I think a medical department full of quacks decided to do some top-rate attention whoring by putting out fake news releases.

We did this great penis thing, and it worked great, and he got hard right away. Proof? OH...Proof....see the thing is we had to cut it off. Yeah, wife didn't like it. Here, come see how we can sew a dog's head onto a goat! We call it a "doat!"

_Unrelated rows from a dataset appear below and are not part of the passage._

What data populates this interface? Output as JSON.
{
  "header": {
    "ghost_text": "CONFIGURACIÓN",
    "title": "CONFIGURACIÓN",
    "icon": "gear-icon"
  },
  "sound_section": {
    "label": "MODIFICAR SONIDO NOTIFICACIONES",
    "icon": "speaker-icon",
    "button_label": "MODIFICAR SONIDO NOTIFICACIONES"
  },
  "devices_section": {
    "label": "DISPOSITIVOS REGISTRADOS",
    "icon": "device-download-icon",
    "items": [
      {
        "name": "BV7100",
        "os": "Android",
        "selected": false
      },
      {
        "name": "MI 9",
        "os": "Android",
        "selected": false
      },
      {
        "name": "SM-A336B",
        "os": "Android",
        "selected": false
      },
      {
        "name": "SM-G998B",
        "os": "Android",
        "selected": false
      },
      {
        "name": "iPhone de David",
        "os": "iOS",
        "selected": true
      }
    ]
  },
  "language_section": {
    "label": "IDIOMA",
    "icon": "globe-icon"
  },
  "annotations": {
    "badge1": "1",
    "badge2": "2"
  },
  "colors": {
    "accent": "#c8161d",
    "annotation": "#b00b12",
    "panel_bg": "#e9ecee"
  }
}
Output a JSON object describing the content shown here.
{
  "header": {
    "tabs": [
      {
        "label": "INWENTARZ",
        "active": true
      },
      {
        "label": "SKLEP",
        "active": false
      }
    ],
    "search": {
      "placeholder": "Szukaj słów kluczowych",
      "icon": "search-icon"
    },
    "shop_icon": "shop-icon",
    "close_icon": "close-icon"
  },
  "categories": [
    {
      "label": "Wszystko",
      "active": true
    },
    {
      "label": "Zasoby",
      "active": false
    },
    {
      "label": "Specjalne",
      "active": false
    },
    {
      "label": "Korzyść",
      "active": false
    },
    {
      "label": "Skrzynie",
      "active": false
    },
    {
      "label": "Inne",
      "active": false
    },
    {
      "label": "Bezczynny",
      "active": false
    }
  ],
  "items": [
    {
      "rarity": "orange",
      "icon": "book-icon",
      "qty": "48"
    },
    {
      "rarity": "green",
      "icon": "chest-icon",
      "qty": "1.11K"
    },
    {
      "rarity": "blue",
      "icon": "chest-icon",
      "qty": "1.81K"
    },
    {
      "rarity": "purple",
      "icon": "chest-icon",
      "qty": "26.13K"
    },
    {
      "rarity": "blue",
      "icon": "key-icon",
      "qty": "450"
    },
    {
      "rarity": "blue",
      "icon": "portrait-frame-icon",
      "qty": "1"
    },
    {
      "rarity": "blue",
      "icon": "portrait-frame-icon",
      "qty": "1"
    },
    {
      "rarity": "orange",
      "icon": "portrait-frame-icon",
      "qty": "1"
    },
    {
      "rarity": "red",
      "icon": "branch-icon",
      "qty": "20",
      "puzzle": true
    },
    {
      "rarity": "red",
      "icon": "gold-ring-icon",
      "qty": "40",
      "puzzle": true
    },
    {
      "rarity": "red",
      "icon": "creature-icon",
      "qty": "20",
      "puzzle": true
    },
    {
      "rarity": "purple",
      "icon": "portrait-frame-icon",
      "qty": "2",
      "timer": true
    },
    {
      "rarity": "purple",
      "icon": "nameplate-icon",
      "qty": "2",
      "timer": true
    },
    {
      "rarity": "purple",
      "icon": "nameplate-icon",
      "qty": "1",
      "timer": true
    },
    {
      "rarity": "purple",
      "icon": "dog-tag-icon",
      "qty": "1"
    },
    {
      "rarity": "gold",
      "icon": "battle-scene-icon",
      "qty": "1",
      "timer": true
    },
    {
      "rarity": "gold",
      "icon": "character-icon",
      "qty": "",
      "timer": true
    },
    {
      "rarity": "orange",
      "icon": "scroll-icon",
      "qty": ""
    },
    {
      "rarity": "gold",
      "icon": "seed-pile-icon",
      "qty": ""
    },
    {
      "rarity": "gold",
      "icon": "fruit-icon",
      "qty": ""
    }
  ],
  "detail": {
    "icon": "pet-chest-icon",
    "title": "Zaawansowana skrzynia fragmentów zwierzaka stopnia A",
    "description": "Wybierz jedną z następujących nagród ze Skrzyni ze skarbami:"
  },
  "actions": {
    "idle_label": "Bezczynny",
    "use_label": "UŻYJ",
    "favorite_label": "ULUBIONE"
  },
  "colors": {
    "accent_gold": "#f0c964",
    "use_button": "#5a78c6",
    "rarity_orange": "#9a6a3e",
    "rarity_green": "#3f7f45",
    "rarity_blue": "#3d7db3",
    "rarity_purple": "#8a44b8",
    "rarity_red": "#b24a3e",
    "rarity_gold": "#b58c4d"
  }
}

Here's another article I just found on the story, and the details provided are very convincing that the transplant occurred. As well, MSNBC has fact checkers to verify the validity of stories before they publish them: http://www.msnbc.msn.com/id/14905485/ns/health-mens_health/
 
I've frequently wondered if one could transplant a penis... I was particularly thinking of this in relation to gender reassignment surgeries, wouldn't it be convenient if you could just switch out parts rather than try to construct a part out of the person's existing pieces.

As to whether I'd rather have someone else's penis or no penis at all, I think I'd be inclined to keep it. But then, I'd also be inclined to shop around: "Hey, Doc, this dick is great, but could you keep me in mind if you get something bigger in stock?"